Each parameter (i–iv) was graded on a scale from 1 to 4. Degree of keratinization: (1) highly keratinized (>50% of the cells); (2) moderately keratinized (20%–50% of the cells); (3) minimally keratinized (5%–20% of the cells); (4) no keratinization (0%–5% of the cells). Tumour structure (pattern of invasion): (1) advancing, well-delineated borders (solid sheets); (2) infiltrating solid cords, bands and/or strands; (3) small groups or cords of infiltrating cells (n < 15); (4) marked and widespread dissociation into small groups of cells and/or into single cells (n >15). Nuclear polymorphism: (1) minimal (mature cells: >75%); (2) moderate (mature cells: 50%–75%); (3) abundant (mature cells: 25%–50%); and (4) extreme (mature cells: 0%–25%). Host's cellular inflammatory response: (1) marked; (2) moderate; (3) slight; (4) none.

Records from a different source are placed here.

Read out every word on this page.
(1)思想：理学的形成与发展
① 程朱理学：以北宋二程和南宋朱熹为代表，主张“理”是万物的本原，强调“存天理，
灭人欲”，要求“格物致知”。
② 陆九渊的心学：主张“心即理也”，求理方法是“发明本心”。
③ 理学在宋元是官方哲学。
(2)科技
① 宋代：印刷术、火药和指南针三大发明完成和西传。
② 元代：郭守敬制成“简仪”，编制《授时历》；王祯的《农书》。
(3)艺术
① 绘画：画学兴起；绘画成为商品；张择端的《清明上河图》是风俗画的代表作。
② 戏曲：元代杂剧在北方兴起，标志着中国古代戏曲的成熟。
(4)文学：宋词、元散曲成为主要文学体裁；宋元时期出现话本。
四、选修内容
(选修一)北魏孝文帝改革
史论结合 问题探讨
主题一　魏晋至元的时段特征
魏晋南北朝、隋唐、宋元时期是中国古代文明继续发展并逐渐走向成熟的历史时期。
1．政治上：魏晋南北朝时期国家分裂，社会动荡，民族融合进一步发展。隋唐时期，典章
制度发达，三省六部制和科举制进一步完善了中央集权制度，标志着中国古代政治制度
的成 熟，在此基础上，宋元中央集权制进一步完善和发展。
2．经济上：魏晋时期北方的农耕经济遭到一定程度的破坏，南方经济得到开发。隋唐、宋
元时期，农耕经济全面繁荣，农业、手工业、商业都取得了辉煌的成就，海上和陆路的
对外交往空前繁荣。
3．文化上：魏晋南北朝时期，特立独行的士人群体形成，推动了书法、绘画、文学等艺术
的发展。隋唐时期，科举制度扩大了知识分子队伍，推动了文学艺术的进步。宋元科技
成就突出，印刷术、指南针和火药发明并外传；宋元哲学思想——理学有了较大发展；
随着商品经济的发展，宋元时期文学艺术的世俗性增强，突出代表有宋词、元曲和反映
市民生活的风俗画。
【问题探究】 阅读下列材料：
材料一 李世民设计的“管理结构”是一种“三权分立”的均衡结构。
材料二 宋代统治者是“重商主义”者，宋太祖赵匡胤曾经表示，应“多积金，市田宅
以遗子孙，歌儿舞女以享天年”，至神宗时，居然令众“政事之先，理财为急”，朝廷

Quantitative evaluation of immunoreactivity for MMPs
To quantify the expression pattern of MMPs at the invasive front, tissue immunoreactivity (Tiss) and the relative number of immunopositive cells (Rn) were computed within the 284 investigated fields. Initially, the number of fields with the same numerical combination of Tiss and Rn was calculated. Then, the number of different score combinations for Tiss and Rn (according to Bryne's grading system) was recorded.
Results and discussion
The expression patterns of MMP-2, MMP-7, MMP-9 and MMP-13 in the tumour samples, both within the tumour cells (intratumoural) and within the intervening and surrounding stroma, were mapped immunohistochemically. Immunoreactivity was graded semi-quantitatively, and the data were correlated with histological findings that were classified according to Bryne's malignancy-grading system, as well as with clinicopathological features, namely the stage of the tumour and lymph-node involvement.
MMPs expression patterns
Our results showed that in approximately 90% of the tumour samples (from 61 patients with OSCC), the immunostaining for MMP-2, MMP-7 and MMP-9 was classified as strong and these findings accord with those published by other authors.[Citation38,Citation42] Nevertheless, the intensity distributions of intratumoural and stromal staining were likewise comparable.
MMP-2
Intratumoural staining for MMP-2 () was graded as weak in 18% of the samples (11/61) and as strong in 82% (50/61). Within the intervening and surrounding stroma (), immunostaining for MMP-2 was weak in 23% of the samples (14/61) and strong in 77% (47/61).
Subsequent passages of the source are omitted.